In this, the second in a series on the spiritual journey (For the first in the series, click here), I will look at the implications of this gospel story for our spiritual development.
As so often happens when we pray for something specific, the answer comes not in a way that we had imagined, but with much greater richness for our spiritual life and for our community.
On the road to Emmaus, the disciples were struggling with the mode of their hero’s death. They had expected that the messiah would come in a blaze of glory to conquer the oppressive Roman regime, not die a violent, ignominious death at the hands of this regime.
As they walked along the road, they puzzled over how things could have gone so badly wrong. Lost in their own perceptions, they took some time to realise that their companion walking along with them, as Jesus does all the time with us, was the very subject of their anxiety.
Just as Jesus opened their eyes to the scriptures and explained how his death and resurrection was a fulfilment of the word of God, so are we given new insights when we open ourselves to God as we walk with Jesus on our life’s journey.
Global connectedness
The great mystical writer of last century, Thomas Merton, wrote of the need for us as spiritual beings to be connected to the world around us. He had been a monk for 15 years when he wrote of an incident which wrought a radical change in his life. He was in the centre of a major shopping area. ‘I was suddenly overwhelmed with the realisation that I loved all these people.’* He had come from a ‘dream of separateness, of spurious self-isolation in a special world’ to the realisation that his Trappist life could not consist only of individual contemplation, penance and renunciation. It had to be somehow connected to the world outside the monastery to avoid becoming an exercise in egocentricity and self-absorption.
This insight led him to see how he might remain faithful to his monastic vocation while being open to and concerned with the sufferings, problems and needs of the larger world.
As spiritual beings in our parishes, suburbs, cities and the wider world, we too must be open to what is happening around us.
One inexorable but exciting change is the introduction of lay pastoral leaders as collaborators in administrative and pastoral tasks previously done by priests.

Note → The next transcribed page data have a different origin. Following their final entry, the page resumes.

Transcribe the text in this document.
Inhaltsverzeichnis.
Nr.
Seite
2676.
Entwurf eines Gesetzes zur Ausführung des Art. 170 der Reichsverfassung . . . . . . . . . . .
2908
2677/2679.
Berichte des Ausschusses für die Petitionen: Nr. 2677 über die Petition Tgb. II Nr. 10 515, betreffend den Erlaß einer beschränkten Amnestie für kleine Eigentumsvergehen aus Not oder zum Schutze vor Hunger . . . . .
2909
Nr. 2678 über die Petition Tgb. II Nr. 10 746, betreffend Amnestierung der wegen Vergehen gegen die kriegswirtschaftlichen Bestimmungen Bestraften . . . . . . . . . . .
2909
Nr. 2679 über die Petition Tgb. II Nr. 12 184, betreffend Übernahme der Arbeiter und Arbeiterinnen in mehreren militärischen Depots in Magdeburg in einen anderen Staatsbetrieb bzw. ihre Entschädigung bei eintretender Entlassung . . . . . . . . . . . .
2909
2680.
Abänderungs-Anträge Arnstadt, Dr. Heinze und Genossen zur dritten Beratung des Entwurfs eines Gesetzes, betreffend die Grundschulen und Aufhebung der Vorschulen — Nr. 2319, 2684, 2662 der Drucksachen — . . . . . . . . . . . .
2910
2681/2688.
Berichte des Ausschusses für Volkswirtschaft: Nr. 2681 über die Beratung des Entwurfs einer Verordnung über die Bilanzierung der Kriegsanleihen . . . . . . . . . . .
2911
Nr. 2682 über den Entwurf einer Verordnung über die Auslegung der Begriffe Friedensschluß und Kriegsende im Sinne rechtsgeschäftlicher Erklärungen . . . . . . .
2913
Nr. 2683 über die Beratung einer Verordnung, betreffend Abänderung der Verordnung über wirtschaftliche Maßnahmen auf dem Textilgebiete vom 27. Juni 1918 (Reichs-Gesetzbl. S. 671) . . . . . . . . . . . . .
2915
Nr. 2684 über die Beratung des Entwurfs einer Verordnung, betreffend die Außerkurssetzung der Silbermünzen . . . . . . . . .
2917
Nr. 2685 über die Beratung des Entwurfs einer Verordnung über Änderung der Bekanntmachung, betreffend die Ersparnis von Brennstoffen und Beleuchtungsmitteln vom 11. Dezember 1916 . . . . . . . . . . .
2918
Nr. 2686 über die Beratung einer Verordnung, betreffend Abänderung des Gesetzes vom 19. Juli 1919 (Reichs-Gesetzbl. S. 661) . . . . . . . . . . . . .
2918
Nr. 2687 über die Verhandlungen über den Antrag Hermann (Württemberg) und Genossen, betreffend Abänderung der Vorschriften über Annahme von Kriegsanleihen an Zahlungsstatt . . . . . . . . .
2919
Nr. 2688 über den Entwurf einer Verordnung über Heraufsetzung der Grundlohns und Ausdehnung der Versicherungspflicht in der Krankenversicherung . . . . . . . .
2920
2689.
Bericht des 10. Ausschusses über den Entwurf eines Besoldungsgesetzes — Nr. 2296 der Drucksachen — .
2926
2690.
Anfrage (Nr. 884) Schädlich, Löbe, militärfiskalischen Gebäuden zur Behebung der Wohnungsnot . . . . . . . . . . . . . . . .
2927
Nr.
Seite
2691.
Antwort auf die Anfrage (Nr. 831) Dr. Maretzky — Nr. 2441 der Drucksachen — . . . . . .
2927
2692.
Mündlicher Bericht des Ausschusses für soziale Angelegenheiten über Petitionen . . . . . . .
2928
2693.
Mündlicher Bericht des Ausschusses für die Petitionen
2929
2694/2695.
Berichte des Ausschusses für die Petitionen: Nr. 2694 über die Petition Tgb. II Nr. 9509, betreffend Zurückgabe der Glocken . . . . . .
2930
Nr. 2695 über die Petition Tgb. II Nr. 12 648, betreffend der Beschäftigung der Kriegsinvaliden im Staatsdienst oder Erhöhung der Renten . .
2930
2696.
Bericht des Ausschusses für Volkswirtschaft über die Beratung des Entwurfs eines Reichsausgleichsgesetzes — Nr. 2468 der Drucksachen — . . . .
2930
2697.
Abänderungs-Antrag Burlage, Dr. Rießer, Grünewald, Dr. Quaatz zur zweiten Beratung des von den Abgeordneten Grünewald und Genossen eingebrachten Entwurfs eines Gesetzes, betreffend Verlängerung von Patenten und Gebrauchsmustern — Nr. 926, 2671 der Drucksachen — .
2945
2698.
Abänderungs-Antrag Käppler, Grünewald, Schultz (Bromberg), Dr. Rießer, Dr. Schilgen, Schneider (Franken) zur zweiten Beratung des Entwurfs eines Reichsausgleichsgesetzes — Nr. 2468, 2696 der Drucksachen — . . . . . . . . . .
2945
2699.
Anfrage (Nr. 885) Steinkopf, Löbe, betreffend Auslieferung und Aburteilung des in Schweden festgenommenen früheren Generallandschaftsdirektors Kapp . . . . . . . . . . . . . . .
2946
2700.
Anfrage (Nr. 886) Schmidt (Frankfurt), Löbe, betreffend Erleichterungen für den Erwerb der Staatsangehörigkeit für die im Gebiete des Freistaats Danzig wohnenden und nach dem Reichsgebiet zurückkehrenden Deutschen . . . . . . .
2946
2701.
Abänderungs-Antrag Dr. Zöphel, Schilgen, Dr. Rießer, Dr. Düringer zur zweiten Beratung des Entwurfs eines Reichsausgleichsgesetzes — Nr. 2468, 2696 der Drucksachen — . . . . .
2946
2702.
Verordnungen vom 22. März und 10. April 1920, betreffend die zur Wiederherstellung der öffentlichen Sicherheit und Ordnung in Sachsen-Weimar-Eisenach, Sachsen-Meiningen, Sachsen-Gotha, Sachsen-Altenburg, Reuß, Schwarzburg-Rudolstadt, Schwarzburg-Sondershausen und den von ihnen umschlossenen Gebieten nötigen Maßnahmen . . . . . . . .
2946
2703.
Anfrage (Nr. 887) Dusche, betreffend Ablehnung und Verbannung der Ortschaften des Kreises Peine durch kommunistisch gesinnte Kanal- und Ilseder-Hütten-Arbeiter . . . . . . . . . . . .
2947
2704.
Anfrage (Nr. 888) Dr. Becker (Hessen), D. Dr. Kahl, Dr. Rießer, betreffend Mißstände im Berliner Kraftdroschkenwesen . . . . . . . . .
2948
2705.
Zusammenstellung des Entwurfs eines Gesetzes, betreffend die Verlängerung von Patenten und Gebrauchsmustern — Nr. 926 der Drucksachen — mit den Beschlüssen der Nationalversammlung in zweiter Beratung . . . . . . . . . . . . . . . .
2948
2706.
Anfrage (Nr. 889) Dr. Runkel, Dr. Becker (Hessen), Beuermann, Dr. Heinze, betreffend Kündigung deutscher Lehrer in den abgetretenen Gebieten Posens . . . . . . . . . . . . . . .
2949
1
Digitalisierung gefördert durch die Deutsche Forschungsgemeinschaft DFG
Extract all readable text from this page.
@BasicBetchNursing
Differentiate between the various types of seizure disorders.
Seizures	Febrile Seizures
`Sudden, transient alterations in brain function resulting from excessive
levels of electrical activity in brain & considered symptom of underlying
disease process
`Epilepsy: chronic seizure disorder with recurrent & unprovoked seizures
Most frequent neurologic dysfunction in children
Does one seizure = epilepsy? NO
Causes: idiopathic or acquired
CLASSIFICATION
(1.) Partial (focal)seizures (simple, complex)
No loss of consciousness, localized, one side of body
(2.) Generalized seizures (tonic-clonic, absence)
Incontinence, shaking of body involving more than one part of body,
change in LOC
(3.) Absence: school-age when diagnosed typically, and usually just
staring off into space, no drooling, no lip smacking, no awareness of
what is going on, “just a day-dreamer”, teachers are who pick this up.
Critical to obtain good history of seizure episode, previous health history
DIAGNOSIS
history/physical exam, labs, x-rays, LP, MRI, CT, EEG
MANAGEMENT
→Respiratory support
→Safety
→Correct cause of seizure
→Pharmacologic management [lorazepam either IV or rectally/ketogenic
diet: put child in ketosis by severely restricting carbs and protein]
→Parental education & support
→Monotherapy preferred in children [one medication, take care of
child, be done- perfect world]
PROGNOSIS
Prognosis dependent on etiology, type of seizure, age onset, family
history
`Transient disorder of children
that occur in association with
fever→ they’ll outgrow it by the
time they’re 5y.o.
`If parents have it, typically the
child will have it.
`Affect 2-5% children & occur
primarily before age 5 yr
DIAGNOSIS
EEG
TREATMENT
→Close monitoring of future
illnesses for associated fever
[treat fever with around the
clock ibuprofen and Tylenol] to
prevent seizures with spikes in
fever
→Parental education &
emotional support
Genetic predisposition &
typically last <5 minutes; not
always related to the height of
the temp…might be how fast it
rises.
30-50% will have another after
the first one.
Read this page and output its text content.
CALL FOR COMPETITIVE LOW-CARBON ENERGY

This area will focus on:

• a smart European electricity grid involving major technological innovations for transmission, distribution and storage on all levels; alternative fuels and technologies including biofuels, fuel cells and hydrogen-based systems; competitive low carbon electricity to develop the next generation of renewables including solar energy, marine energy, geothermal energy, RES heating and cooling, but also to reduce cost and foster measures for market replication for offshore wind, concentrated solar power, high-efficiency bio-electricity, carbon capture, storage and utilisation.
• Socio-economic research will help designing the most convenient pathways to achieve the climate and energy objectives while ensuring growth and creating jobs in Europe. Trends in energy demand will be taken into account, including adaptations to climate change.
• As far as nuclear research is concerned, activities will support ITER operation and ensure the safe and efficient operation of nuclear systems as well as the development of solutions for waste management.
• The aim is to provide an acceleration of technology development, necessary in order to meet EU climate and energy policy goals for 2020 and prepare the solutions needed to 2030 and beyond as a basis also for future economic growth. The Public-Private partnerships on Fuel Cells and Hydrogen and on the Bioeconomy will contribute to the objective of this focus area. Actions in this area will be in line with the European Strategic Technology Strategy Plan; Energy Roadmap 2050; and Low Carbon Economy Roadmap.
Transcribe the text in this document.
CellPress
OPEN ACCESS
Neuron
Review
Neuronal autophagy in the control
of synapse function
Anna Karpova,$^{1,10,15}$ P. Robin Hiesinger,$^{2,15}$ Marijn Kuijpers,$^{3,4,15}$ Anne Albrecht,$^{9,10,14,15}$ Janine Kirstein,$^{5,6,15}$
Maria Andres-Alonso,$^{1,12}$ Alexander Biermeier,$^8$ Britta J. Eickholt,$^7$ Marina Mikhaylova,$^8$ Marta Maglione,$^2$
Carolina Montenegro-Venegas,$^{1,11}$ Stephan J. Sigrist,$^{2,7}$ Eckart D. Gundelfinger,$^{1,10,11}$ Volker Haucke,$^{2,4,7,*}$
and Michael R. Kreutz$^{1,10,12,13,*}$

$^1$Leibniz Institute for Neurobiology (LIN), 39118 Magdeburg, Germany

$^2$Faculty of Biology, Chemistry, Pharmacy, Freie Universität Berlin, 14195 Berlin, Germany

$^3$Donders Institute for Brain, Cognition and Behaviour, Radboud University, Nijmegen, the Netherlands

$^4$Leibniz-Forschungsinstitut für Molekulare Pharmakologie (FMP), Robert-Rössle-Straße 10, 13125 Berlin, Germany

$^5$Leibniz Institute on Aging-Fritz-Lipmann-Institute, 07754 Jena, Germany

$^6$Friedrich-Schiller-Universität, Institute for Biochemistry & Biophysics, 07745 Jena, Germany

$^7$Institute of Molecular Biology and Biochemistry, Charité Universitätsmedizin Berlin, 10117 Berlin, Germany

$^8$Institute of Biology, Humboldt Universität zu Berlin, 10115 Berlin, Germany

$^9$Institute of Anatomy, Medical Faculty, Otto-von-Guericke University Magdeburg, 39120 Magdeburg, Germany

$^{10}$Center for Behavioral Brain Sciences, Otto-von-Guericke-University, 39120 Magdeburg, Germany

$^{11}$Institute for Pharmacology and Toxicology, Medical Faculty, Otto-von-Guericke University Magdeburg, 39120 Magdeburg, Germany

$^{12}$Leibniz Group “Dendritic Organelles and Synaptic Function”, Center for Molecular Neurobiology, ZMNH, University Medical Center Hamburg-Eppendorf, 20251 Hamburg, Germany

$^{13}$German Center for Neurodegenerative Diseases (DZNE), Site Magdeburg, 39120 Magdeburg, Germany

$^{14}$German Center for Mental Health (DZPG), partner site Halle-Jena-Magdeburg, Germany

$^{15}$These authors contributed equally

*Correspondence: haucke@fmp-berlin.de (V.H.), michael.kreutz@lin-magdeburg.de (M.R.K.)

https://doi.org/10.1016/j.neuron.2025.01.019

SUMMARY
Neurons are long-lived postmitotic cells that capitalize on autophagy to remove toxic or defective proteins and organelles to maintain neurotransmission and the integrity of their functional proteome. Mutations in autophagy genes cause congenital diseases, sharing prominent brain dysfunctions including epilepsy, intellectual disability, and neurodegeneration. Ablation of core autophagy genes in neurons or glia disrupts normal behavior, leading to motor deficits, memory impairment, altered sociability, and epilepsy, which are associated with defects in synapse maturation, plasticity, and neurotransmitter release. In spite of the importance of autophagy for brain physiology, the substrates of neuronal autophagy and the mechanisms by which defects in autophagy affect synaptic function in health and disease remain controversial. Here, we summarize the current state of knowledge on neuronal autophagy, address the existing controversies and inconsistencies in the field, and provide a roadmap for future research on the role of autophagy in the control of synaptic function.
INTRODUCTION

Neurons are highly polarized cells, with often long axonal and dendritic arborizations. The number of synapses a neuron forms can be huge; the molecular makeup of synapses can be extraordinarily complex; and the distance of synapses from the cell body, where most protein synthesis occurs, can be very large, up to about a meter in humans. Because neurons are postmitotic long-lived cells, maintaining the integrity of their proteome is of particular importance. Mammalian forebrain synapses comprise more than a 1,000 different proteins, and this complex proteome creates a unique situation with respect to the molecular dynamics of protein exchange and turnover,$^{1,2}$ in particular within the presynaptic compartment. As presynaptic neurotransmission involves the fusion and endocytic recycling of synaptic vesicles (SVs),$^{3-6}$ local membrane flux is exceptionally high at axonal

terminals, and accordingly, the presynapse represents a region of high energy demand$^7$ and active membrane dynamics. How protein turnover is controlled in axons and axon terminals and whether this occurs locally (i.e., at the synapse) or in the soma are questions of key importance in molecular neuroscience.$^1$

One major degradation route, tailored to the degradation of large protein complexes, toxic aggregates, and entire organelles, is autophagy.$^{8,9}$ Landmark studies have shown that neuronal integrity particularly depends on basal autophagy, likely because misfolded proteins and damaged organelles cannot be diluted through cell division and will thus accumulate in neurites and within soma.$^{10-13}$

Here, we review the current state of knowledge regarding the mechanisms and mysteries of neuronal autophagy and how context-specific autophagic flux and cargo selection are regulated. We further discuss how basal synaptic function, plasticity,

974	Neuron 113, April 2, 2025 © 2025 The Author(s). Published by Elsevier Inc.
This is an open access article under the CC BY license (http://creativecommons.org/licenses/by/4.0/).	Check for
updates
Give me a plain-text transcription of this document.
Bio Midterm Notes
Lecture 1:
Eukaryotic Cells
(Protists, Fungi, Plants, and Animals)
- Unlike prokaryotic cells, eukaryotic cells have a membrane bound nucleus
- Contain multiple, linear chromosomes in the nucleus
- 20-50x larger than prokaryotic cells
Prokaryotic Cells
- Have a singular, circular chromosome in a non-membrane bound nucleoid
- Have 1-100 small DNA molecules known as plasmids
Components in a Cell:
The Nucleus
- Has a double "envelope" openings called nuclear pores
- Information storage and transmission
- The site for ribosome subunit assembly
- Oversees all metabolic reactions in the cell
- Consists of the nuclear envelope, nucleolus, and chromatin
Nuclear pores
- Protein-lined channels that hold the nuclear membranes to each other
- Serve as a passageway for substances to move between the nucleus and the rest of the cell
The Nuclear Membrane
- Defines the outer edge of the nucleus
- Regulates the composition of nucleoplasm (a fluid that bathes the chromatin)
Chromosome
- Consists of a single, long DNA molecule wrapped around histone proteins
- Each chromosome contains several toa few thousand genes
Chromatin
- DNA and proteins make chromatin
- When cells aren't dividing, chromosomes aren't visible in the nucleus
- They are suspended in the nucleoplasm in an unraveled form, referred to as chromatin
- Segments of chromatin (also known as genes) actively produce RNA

Jesus promised that the reign of God would bring a major upheaval or reversal – the release of prisoners, sight to the blind (Lk 4:18). We are seeing some of this reversal in a very positive way in the number of lay people whose leadership skills are now officially recognised in our parish communities.
We cannot expect momentous insights or flashes of great intuition like Merton’s every day on our spiritual journey. Often our prayer is characterised by dryness in which very little seems to happen. Nevertheless faithfulness to a practice of prayer, of opening our hearts to God, of listening and waiting patiently, is rewarded as we learn to be open to God’s gentle invitation.
The two on the road to Emmaus had their senses awakened to the reality of Christ’s resurrection, and experienced their own ‘reversal’. They had to pause on their journey in order to discover they were going the wrong way! So too can we be open to change and going in other directions if we take the time to journey with Jesus in prayer and in connectedness with our world.
*Thomas Merton, Conjectures of a Guilty Bystander (Garden City: Doubleday Image, 1968) 156-57 quoted in Cunningham and Egan: Christian Spirituality, 61-62.